Pre-launch audit
Security posture
Before opening this challenge we hardened the perimeter. As of June 2026:
- Static analysis (Semgrep, security + OWASP rulesets) across the gate, worker, and iOS SDK — no findings.
- Secret-scanning (gitleaks, full git history) across every repository — no leaks.
- Dependency CVEs reviewed and patched.
- Templated vulnerability + misconfiguration scan (nuclei) against the live endpoints — no findings.
- The completion capability cookie is
httpOnly,Secure,SameSite=Strict. - Every response carries HSTS,
X-Frame-Options: DENY,X-Content-Type-Options: nosniff,Referrer-Policy, and aframe-ancestorsContent-Security-Policy.
We publish this not to claim we are unbreakable, but to be precise about what we have already checked — so your time goes to the path that matters, not the ones we have already closed.
TLS and LUCKY13
The gate terminates TLS through AWS API Gateway, enforcing TLS 1.2 and 1.3 only — no SSLv2/3, no TLS 1.0/1.1.
For TLS 1.2 compatibility, AWS's managed cipher suite still offers CBC-mode ciphers, which automated scanners flag for LUCKY13 (CVE-2013-0169).
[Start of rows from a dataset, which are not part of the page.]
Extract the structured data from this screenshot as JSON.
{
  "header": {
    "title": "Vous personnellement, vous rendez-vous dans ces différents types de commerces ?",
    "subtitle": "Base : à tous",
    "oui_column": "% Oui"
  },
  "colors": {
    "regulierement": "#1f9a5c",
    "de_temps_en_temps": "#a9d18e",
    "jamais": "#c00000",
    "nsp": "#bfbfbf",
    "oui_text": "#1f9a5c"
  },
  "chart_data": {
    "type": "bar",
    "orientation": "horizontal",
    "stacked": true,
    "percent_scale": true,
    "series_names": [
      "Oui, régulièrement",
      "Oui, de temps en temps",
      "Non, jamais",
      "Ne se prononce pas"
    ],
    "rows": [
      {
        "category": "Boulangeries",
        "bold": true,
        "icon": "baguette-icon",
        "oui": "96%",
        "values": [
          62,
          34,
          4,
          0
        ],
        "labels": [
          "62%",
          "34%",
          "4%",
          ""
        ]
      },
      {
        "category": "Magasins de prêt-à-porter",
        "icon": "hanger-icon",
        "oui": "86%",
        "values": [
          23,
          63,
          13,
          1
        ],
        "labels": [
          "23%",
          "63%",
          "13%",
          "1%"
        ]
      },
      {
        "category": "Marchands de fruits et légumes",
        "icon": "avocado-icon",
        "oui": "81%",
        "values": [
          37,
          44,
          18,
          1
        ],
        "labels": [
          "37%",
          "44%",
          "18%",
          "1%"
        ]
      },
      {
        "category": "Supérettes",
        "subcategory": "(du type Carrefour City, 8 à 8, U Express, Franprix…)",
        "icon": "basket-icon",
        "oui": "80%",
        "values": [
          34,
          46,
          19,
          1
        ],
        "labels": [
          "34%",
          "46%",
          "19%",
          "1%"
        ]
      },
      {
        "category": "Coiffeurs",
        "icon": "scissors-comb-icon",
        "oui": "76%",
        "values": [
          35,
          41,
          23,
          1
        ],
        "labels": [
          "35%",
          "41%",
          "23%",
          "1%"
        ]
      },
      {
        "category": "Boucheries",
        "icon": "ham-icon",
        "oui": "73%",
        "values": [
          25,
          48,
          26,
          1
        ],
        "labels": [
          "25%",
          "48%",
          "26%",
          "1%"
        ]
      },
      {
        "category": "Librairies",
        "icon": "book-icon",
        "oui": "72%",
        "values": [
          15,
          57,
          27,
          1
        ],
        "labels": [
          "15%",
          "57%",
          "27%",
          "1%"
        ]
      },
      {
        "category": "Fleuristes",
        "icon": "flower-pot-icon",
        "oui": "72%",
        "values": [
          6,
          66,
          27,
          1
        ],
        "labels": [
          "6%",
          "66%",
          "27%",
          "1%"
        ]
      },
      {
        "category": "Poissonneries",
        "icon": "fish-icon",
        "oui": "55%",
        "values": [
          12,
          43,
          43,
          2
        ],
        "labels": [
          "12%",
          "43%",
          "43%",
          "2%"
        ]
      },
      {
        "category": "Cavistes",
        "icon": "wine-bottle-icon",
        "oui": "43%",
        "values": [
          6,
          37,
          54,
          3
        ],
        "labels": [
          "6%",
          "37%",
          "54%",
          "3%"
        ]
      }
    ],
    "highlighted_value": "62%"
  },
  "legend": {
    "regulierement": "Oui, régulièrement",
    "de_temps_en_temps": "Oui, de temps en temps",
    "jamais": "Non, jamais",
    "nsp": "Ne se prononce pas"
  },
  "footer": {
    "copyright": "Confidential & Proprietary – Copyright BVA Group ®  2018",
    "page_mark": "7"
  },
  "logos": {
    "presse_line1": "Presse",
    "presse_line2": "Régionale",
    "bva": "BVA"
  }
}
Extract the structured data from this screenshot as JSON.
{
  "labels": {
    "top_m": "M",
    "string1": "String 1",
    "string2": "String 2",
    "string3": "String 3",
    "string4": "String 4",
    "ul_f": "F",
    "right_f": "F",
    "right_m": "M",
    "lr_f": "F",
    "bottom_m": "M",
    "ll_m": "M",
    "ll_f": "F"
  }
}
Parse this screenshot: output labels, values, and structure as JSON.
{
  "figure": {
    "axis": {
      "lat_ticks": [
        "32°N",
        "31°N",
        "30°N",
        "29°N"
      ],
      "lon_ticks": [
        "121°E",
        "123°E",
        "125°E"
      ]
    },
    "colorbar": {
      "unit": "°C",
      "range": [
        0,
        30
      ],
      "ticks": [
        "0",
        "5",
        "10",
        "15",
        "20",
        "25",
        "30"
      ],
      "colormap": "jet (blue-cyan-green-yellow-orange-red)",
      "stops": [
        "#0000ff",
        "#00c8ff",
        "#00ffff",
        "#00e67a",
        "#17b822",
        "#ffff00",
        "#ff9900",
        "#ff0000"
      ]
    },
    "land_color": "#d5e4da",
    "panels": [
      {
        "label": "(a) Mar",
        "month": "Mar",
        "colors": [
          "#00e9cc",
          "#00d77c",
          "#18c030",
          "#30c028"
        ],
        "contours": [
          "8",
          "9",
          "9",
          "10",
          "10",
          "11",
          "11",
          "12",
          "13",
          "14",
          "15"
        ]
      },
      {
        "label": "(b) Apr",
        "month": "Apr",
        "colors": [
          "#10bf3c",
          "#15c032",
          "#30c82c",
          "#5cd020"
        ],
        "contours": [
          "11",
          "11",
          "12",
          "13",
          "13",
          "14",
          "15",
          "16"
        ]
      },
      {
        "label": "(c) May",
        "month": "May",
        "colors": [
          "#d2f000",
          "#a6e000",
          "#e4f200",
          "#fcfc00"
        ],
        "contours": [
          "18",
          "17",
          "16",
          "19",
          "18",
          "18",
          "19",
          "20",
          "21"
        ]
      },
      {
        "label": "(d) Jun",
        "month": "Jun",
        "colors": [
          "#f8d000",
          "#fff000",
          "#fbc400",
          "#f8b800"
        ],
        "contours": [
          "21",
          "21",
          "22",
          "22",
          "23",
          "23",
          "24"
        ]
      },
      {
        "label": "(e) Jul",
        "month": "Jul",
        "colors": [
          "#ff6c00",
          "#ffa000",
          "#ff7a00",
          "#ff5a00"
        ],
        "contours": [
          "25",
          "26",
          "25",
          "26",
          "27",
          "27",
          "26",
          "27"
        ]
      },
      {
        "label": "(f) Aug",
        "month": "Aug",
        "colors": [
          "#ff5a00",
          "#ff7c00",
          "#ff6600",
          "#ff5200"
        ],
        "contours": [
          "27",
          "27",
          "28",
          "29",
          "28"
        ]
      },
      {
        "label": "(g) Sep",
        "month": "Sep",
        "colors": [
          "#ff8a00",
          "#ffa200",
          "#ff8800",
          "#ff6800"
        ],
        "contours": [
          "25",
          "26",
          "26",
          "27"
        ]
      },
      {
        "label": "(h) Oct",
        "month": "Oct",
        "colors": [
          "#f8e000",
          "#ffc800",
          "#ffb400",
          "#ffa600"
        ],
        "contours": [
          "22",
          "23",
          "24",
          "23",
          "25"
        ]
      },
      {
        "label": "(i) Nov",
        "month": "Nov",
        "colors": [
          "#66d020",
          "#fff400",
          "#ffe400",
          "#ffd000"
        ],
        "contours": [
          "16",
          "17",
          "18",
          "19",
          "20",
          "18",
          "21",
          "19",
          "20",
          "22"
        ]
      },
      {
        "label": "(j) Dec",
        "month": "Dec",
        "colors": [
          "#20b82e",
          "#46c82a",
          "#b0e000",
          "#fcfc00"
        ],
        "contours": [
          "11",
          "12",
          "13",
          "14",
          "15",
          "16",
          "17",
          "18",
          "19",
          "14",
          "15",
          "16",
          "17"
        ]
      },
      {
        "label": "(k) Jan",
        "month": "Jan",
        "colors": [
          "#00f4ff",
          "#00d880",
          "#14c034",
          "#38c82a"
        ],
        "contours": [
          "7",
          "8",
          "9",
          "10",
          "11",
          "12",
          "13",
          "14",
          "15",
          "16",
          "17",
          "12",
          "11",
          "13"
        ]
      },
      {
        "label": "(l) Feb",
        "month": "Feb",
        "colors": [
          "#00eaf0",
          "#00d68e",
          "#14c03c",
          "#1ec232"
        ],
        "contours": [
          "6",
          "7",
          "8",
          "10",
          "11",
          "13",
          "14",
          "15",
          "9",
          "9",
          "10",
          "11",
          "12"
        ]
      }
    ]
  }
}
LUCKY13 is a MAC-then-encrypt CBC timing attack; AWS's TLS termination processes these ciphers in constant time, which mitigates it. We chose maintained, patched, constant-time AWS-managed TLS over a hand-rolled cipher suite on purpose.
If you can turn that scanner flag into a practical decryption against this endpoint, that is itself a finding — show us.
The challenge stands unchanged
The hardening above closes the software perimeter. The payout is still the one path we have not closed by design: a server-recorded /apply completion for a synthetic profile without a genuine bonded Pulse phone. That is the door we are paying you to open.